Now, scientists from the University of Buffalo and Yale University have shown that there is one especially effective way of calculating the whereabouts of species, including those that may be threatened or endangered: look to the clouds.
On one level, of course, it may seem obvious: tropical forests, for example, are going to be in areas of heavy rainfall and thus cloud cover. But smaller-scale differences in cloud cover can cause variations in factors such as leaf wetness, surface temperature, precipitation and sunlight from one location to the next; and the new research, published today in the journal PLoS Biology, drills down in unprecedented detail, showing how sharp delineations in cloud cover correlate to abrupt changes in the ecosystems below.
The study used 15 years of data from NASA’s Terra and Aqua satellites, which orbit and study the Earth, to build a database containing two images per day of cloud cover for nearly every square kilometer of the planet from 2000 to 2014.
“When we visualized the data, it was remarkable how clearly you could see many different biomes on Earth based on the frequency and timing of cloudy days over the past 15 years,” said lead scientist Adam Wilson, who conducted the majority of the research at Yale University and is now an assistant professor of geography in the University at Buffalo College of Arts and Sciences.

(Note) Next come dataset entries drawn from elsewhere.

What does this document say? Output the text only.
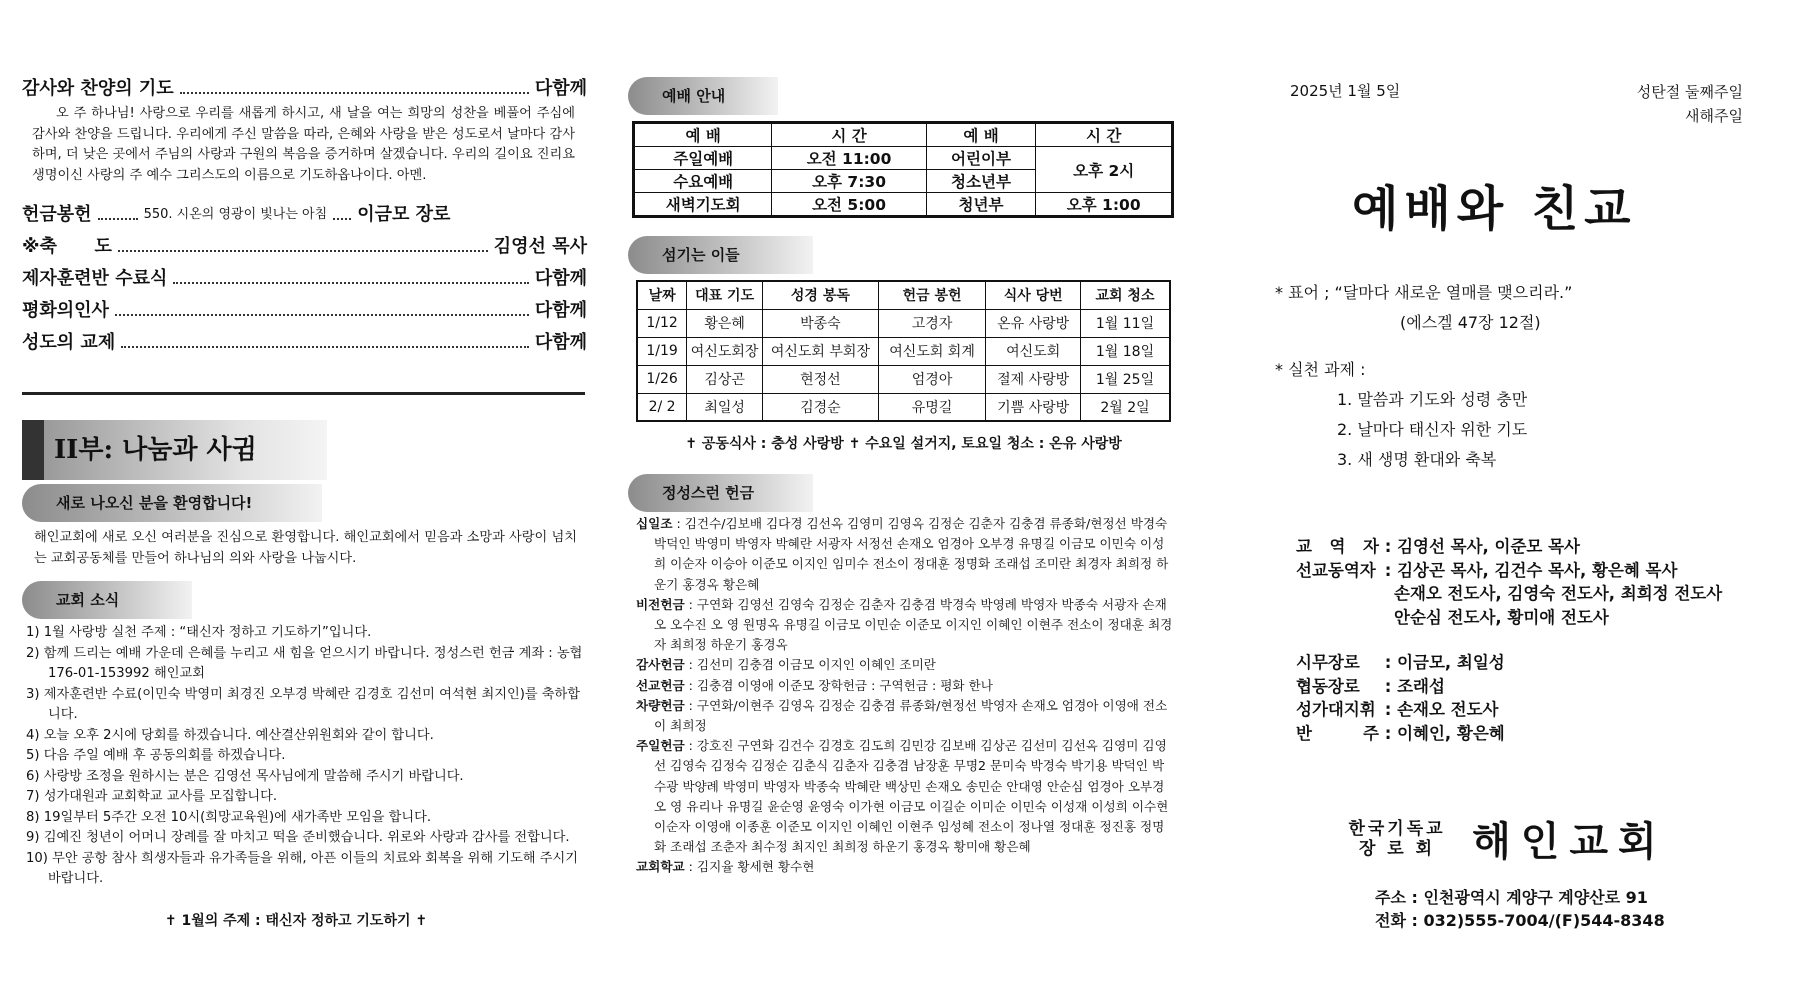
감사와 찬양의 기도	다함께

오 주 하나님! 사랑으로 우리를 새롭게 하시고, 새 날을 여는 희망의 성찬을 베풀어 주심에 감사와 찬양을 드립니다. 우리에게 주신 말씀을 따라, 은혜와 사랑을 받은 성도로서 날마다 감사하며, 더 낮은 곳에서 주님의 사랑과 구원의 복음을 증거하며 살겠습니다. 우리의 길이요 진리요 생명이신 사랑의 주 예수 그리스도의 이름으로 기도하옵나이다. 아멘.

헌금봉헌	550. 시온의 영광이 빛나는 아침 이금모 장로
※축      도	김영선 목사
제자훈련반 수료식	다함께
평화의인사	다함께
성도의 교제	다함께
II부: 나눔과 사귐
새로 나오신 분을 환영합니다!

해인교회에 새로 오신 여러분을 진심으로 환영합니다. 해인교회에서 믿음과 소망과 사랑이 넘치는 교회공동체를 만들어 하나님의 의와 사랑을 나눕시다.

교회 소식
1) 1월 사랑방 실천 주제 : “태신자 정하고 기도하기”입니다.
2) 함께 드리는 예배 가운데 은혜를 누리고 새 힘을 얻으시기 바랍니다. 정성스런 헌금 계좌 : 농협 176-01-153992 해인교회
3) 제자훈련반 수료(이민숙 박영미 최경진 오부경 박혜란 김경호 김선미 여석현 최지인)를 축하합니다.
4) 오늘 오후 2시에 당회를 하겠습니다. 예산결산위원회와 같이 합니다.
5) 다음 주일 예배 후 공동의회를 하겠습니다.
6) 사랑방 조정을 원하시는 분은 김영선 목사님에게 말씀해 주시기 바랍니다.
7) 성가대원과 교회학교 교사를 모집합니다.
8) 19일부터 5주간 오전 10시(희망교육원)에 새가족반 모임을 합니다.
9) 김예진 청년이 어머니 장례를 잘 마치고 떡을 준비했습니다. 위로와 사랑과 감사를 전합니다.
10) 무안 공항 참사 희생자들과 유가족들을 위해, 아픈 이들의 치료와 회복을 위해 기도해 주시기 바랍니다.
✝ 1월의 주제 : 태신자 정하고 기도하기 ✝
예배 안내
예 배	시 간	예 배	시 간
주일예배	오전 11:00	어린이부	오후 2시
수요예배	오후 7:30	청소년부	
새벽기도회	오전 5:00	청년부	오후 1:00
섬기는 이들
날짜	대표 기도	성경 봉독	헌금 봉헌	식사 당번	교회 청소
1/12	황은혜	박종숙	고경자	온유 사랑방	1월 11일
1/19	여신도회장	여신도회 부회장	여신도회 회계	여신도회	1월 18일
1/26	김상곤	현정선	엄경아	절제 사랑방	1월 25일
2/ 2	최일성	김경순	유명길	기쁨 사랑방	2월 2일
✝ 공동식사 : 충성 사랑방 ✝ 수요일 설거지, 토요일 청소 : 온유 사랑방
정성스런 헌금

십일조 : 김건수/김보배 김다경 김선옥 김영미 김영옥 김정순 김춘자 김충겸 류종화/현정선 박경숙 박덕인 박영미 박영자 박혜란 서광자 서정선 손재오 엄경아 오부경 유명길 이금모 이민숙 이성희 이순자 이승아 이준모 이지인 임미수 전소이 정대훈 정명화 조래섭 조미란 최경자 최희정 하운기 홍경옥 황은혜

비전헌금 : 구연화 김영선 김영숙 김정순 김춘자 김충겸 박경숙 박영례 박영자 박종숙 서광자 손재오 오수진 오 영 원명옥 유명길 이금모 이민순 이준모 이지인 이혜인 이현주 전소이 정대훈 최경자 최희정 하운기 홍경옥

감사헌금 : 김선미 김충겸 이금모 이지인 이혜인 조미란

선교헌금 : 김충겸 이영애 이준모 장학헌금 : 구역헌금 : 평화 한나

차량헌금 : 구연화/이현주 김영옥 김정순 김충겸 류종화/현정선 박영자 손재오 엄경아 이영애 전소이 최희정

주일헌금 : 강호진 구연화 김건수 김경호 김도희 김민강 김보배 김상곤 김선미 김선옥 김영미 김영선 김영숙 김정숙 김정순 김춘식 김춘자 김충겸 남장훈 무명2 문미숙 박경숙 박기용 박덕인 박수광 박양례 박영미 박영자 박종숙 박혜란 백상민 손재오 송민순 안대영 안순심 엄경아 오부경 오 영 유리나 유명길 윤순영 윤영숙 이가현 이금모 이길순 이미순 이민숙 이성재 이성희 이수현 이순자 이영애 이종훈 이준모 이지인 이혜인 이현주 임성혜 전소이 정나열 정대훈 정진홍 정명화 조래섭 조춘자 최수정 최지인 최희정 하운기 홍경옥 황미애 황은혜

교회학교 : 김지율 황세현 황수현

2025년 1월 5일	성탄절 둘째주일
새해주일
예배와 친교
* 표어 ; “달마다 새로운 열매를 맺으리라.”
(에스겔 47장 12절)
* 실천 과제 :
1. 말씀과 기도와 성령 충만
2. 날마다 태신자 위한 기도
3. 새 생명 환대와 축복
교 역 자 : 김영선 목사, 이준모 목사
선교동역자 : 김상곤 목사, 김건수 목사, 황은혜 목사
손재오 전도사, 김영숙 전도사, 최희정 전도사
안순심 전도사, 황미애 전도사
시무장로 : 이금모, 최일성
협동장로 : 조래섭
성가대지휘 : 손재오 전도사
반 주 : 이혜인, 황은혜
한국기독교
장 로 회 해인교회
주소 : 인천광역시 계양구 계양산로 91
전화 : 032)555-7004/(F)544-8348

“As you cross from one ecosystem into another, those transitions show up very clearly, and the exciting thing is that these data allow you to directly observe those patterns at 1-kilometer resolution.”
This approach proved so precise, in fact, that the researchers used it to map the size and location of habitats for two species - the montane woodcreeper (a South American bird) and king protea (a South African shrub) – in far greater detail than before.
They note that one reason for the great improvement in mapping the distribution of the woodcreeper, in particular, was that to this point scientists have estimated the extent of its habitat by examining precipitation data. Not only is that a more crude method than the fine-resolution cloud cover analysis they were able to perform, but it further loses accuracy in places – such as in the Andes, where the woodcreeper lives – where weather station networks are less dense.